Source: Financial Times
by Jonathan Moules
June 12, 2016.
While many business schools now teach cyber security, one professor has a rather unorthodox approach
The first-year MBA student at the IE Business School had just sat down for her first lecture of the digital innovation module of her 24-month course.
Looking at a series of photographs of people being projected by her professor José Esteves on the white board at the front of the auditorium, Ms Raymond, a former wealth management executive at Morgan Stanley, recognised several old school friends among the faces.
When Prof Esteves asked her why she had been up at 3am on her computer the penny dropped. She had been hacked by her tutor.
“When he told me he would be able to access my personal bank account with the information he had gathered I was really worried,” she says.
Ms Raymond had left a lot of her Facebook page open to the public because she is hoping to develop a career as a musician. “I guess he was picking on me because I had been putting myself out there,” she adds.
Despite what amounted to a serious breach in personal privacy, Ms Raymond shows no signs of anger. “My mind was blown,” she says, laughing.
The dangers of companies suffering attacks on their information technology has meant that cyber security is now a compulsory element of many MBA courses. But it can be difficult to engage students with no background in computer science and whose interests lie in management.
Revealing hacking techniques is a colourful way to get students engaged in the subject, where much of the teaching is about creating strategies and processes for ensuring a company’s internal data are secure.
Sandro Gaycken, senior researcher and director of the Digital Society Institute at the European School of Management and Technology in Berlin, recently started teaching a Hacking for Executives class to MBA students by showing them how they can break into iPads.
Students like to show off what they have learnt to their families, according to Mr Gaycken. “It makes them pretty cool with their kids,” he says.
Jan Veldsink heads up the cyber robustness module at Nyenrode Business Universiteit in the Netherlands. He admits to being a hacker “on the side” of his teaching duties, but insists his skills have always been used to help others — in particular assisting large Dutch banks that have suffered data breaches.
Mr Veldsink runs simulations of corporate hacking attacks in his classes, but says that he never shares techniques with his students because it is not necessary.
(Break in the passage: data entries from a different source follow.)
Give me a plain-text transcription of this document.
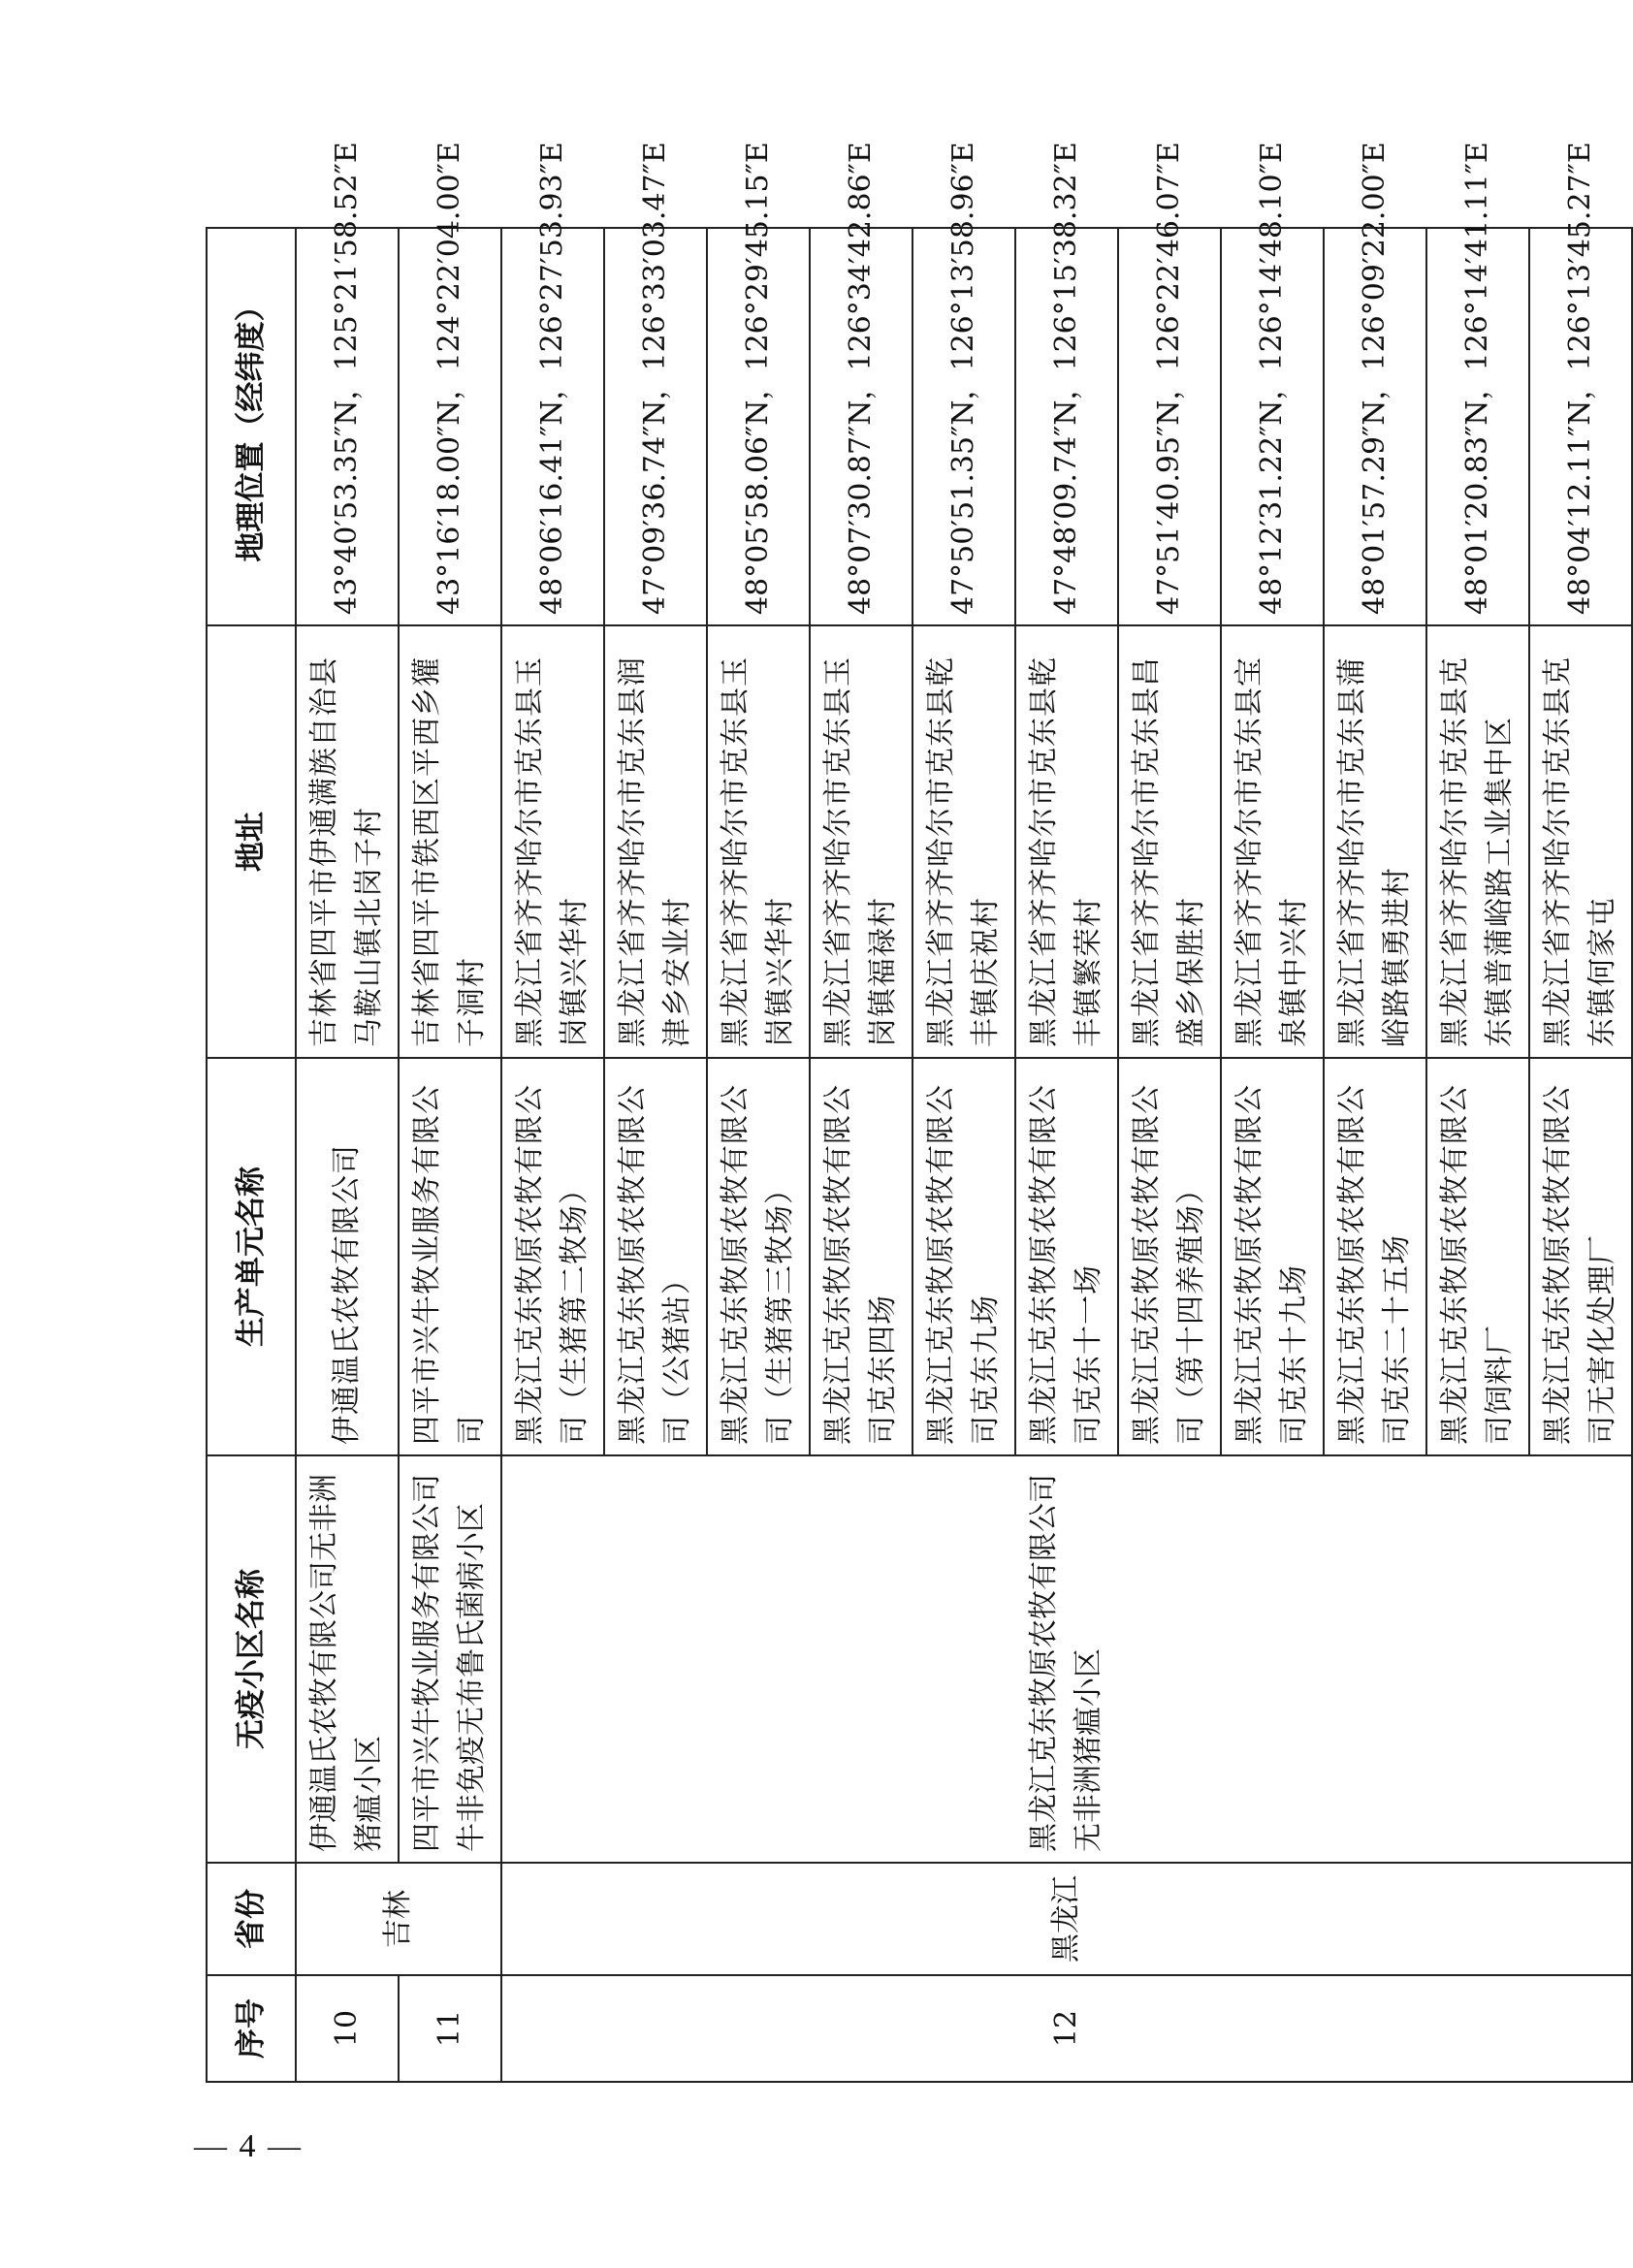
序号	省份	无疫小区名称	生产单元名称	地址	地理位置（经纬度）
10	吉林	伊通温氏农牧有限公司无非洲猪瘟小区	伊通温氏农牧有限公司	吉林省四平市伊通满族自治县马鞍山镇北岗子村	43°40′53.35″N，125°21′58.52″E
11		四平市兴牛牧业服务有限公司牛非免疫无布鲁氏菌病小区	四平市兴牛牧业服务有限公司	吉林省四平市铁西区平西乡獾子洞村	43°16′18.00″N，124°22′04.00″E
12	黑龙江	黑龙江克东牧原农牧有限公司无非洲猪瘟小区	黑龙江克东牧原农牧有限公司（生猪第二牧场）	黑龙江省齐齐哈尔市克东县玉岗镇兴华村	48°06′16.41″N，126°27′53.93″E
			黑龙江克东牧原农牧有限公司（公猪站）	黑龙江省齐齐哈尔市克东县润津乡安业村	47°09′36.74″N，126°33′03.47″E
			黑龙江克东牧原农牧有限公司（生猪第三牧场）	黑龙江省齐齐哈尔市克东县玉岗镇兴华村	48°05′58.06″N，126°29′45.15″E
			黑龙江克东牧原农牧有限公司克东四场	黑龙江省齐齐哈尔市克东县玉岗镇福禄村	48°07′30.87″N，126°34′42.86″E
			黑龙江克东牧原农牧有限公司克东九场	黑龙江省齐齐哈尔市克东县乾丰镇庆祝村	47°50′51.35″N，126°13′58.96″E
			黑龙江克东牧原农牧有限公司克东十一场	黑龙江省齐齐哈尔市克东县乾丰镇繁荣村	47°48′09.74″N，126°15′38.32″E
			黑龙江克东牧原农牧有限公司（第十四养殖场）	黑龙江省齐齐哈尔市克东县昌盛乡保胜村	47°51′40.95″N，126°22′46.07″E
			黑龙江克东牧原农牧有限公司克东十九场	黑龙江省齐齐哈尔市克东县宝泉镇中兴村	48°12′31.22″N，126°14′48.10″E
			黑龙江克东牧原农牧有限公司克东二十五场	黑龙江省齐齐哈尔市克东县蒲峪路镇勇进村	48°01′57.29″N，126°09′22.00″E
			黑龙江克东牧原农牧有限公司饲料厂	黑龙江省齐齐哈尔市克东县克东镇普蒲峪路工业集中区	48°01′20.83″N，126°14′41.11″E
			黑龙江克东牧原农牧有限公司无害化处理厂	黑龙江省齐齐哈尔市克东县克东镇何家屯	48°04′12.11″N，126°13′45.27″E
— 4 —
Both he and Mr Gaycken draw the line at Mr Esteves’ clandestine approach of breaking into students’ social media accounts without their knowledge.
Mr Esteves, who has been voted teacher of the year by his MBA and masters students each year since 2008, is unrepentant about his methods.
“I don’t just want to teach the techniques of how to hack,” he says. “What I want to show my students is the hacking mindset and how to think like hackers.”
He describes himself as a “white hat” hacker because the attacks he makes on students never cross the line of breaking the law, something he attributes to his own tutor, a hacker he met while working as a business analyst.
“He was a godfather,” Mr Esteves says. “He showed me some techniques, but he also protected me, warning against entering particular forums that were dangerous and ensuring that I never did anything illegal.”
In order to access Ms Raymond’s personal details, Mr Esteves created several fake social media accounts in the name of a former MBA student, who had since moved from IE’s base in Madrid to London.
Ms Raymond accepted a friend request believing that it was the actual student, allowing Mr Esteves to rifle through the various photographs and personal details she made available to those she had connected with.
“There is this myth that hackers use these very complicated techniques to gain access to people’s personal data, and that is simply not true,” Mr Esteves says.
Although she has no intention of becoming an IT security adviser after graduation, Ms Raymond says the stunt engaged her in the subject and that she is learning relevant skills for managing her image as a performing artist and protecting copyrighted material.
“This is now one of my favourite classes,” she says.
The main lesson she has learnt is that it is often what seems like the most innocuous information, such as her date of birth and mother’s maiden name, that left her most vulnerable to attack because it could be used to crack work and banking passwords.
Ms Raymond, who after graduation plans to work full time on an event-organising business she has started in order to develop her musical career, stresses she has since made changes to her social media account settings and information to prevent copycat cyber attacks.
The biggest challenge with trying to teach cyber security in such a practical way is finding ways to hack students who are wise to your ways, according to Mr Esteves. “Now they know me and are quite scared,” he admits.